Ацумори Сойши не мог потом ответить себе на вопрос, почему он оставил Цумико в живых и зачем он взял ее с собой, зачем вез ее с собой, оставляя у нее за спиной охваченный пламенем дворец ее отца. Он действовал, как под гипнозом. Наверняка, это северная бабка этой девчонки заколдовала свою внучку. Надо было отправить ее жить среди этих дикарей, но после того, как он проткнул ей барабанные перепонки об этом не могло быть и речи. Он выдал себя, выдал свои чувства и свою слабость. Он проиграл, от этой семьи у него всегда были одни неприятности.
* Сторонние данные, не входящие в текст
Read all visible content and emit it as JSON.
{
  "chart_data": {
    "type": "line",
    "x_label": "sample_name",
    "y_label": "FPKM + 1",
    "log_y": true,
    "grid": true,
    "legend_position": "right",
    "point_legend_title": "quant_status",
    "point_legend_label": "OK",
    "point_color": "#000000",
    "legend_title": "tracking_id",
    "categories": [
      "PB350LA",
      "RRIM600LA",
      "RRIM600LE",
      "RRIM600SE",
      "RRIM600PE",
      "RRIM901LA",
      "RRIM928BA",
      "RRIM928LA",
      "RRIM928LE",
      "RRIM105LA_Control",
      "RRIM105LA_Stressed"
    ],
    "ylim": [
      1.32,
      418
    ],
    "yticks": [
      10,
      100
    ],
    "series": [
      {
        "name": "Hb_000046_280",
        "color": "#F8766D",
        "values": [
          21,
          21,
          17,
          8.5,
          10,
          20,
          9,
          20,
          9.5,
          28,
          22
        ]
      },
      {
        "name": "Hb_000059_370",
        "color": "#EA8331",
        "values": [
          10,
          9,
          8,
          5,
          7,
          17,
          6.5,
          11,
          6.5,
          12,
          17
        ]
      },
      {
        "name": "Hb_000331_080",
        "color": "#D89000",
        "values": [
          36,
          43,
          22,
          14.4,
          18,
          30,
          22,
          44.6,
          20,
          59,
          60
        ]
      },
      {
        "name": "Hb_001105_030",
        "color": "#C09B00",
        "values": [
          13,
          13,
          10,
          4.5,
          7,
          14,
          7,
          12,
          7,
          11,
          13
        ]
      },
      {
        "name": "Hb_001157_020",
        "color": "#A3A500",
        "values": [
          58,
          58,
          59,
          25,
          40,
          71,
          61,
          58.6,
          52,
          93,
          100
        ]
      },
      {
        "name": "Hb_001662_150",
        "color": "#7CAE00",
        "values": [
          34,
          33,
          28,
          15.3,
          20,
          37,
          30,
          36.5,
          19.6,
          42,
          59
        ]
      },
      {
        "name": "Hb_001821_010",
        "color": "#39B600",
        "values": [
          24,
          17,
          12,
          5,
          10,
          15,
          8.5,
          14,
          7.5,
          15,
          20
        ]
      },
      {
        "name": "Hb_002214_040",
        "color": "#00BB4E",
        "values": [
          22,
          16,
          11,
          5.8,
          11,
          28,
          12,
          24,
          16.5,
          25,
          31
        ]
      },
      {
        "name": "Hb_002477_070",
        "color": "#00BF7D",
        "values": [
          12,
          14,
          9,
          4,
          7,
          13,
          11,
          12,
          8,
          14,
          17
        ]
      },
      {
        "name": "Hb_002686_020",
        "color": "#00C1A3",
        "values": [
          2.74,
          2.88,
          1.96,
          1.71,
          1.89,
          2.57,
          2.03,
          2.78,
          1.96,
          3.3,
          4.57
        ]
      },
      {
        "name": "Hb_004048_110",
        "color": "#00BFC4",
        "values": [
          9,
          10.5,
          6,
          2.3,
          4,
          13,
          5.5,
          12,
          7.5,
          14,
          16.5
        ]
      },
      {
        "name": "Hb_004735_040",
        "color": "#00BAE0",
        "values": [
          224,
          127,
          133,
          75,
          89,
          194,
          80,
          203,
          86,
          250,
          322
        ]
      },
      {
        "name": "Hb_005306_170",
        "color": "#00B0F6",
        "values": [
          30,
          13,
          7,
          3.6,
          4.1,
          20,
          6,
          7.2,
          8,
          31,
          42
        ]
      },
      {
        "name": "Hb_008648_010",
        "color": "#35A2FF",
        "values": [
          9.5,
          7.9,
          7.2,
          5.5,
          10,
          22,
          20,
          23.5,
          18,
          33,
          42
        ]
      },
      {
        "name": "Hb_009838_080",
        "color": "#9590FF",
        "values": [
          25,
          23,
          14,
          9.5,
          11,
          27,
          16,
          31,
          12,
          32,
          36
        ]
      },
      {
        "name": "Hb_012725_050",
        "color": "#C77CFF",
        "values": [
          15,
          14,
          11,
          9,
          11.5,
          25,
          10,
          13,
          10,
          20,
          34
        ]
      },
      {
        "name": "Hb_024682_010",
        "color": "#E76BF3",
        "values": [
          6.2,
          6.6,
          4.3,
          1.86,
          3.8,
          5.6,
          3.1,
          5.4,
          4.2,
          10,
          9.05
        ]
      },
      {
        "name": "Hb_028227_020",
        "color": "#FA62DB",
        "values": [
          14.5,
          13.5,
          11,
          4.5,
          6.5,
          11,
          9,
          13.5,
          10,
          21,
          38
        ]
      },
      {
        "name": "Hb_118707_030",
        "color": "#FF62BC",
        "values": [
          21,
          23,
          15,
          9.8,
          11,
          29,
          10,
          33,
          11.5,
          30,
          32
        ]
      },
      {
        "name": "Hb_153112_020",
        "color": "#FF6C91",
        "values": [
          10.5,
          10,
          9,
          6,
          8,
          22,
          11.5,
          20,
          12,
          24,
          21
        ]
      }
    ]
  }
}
Когда-то Ацумори хотел жениться на матери Хитомаро, красавице Муцуко. Но отец Хитомаро, Ясуши Тошитари, его опередил. Ацумори договорился о свадьбе с отцом Муцуко, Наоичи Сайосиро, когда ей было тринадцать. Остальное представлялось Ацумори пустой формальностью. Он считал, что делает одолжение воину столь низкого ранга по сравнению с его собственным. Ацумори не ожидал вероломства с его стороны, он и представить себе не мог, что ему предпочтут кого-то другого. Ему казалось просто невероятным, что обещанная ему невеста в таком юном возрасте найдет себе другую партию, пусть даже и менее выгодную, и уж тем более он никак не ожидал того, что его соперником окажется сын его племянника. Муцуко выдали замуж за месяц до ее 15-летия. Отец Муцуко, Наоичи, так и объяснил все Ацумори Сойши, что честь породниться с ним казалась ему несказанно высокой и незаслуженной им, простым воином, что он, Наоичи, и не предполагал, что сам Ацумори Сойши станет дожидаться, когда повзрослеет его дочь. Наоичи осторожно напомнил Ацумори, что тот старше его лет на 10, никак не меньше. Наоичи настаивал, что не может быть, чтобы сам Ацумори Сойши не мог найти себе гораздо более подходящую его рангу и положению партию, чем его дочь, этот едва распустившийся бутон, из которого боги еще не решили, что им сделать.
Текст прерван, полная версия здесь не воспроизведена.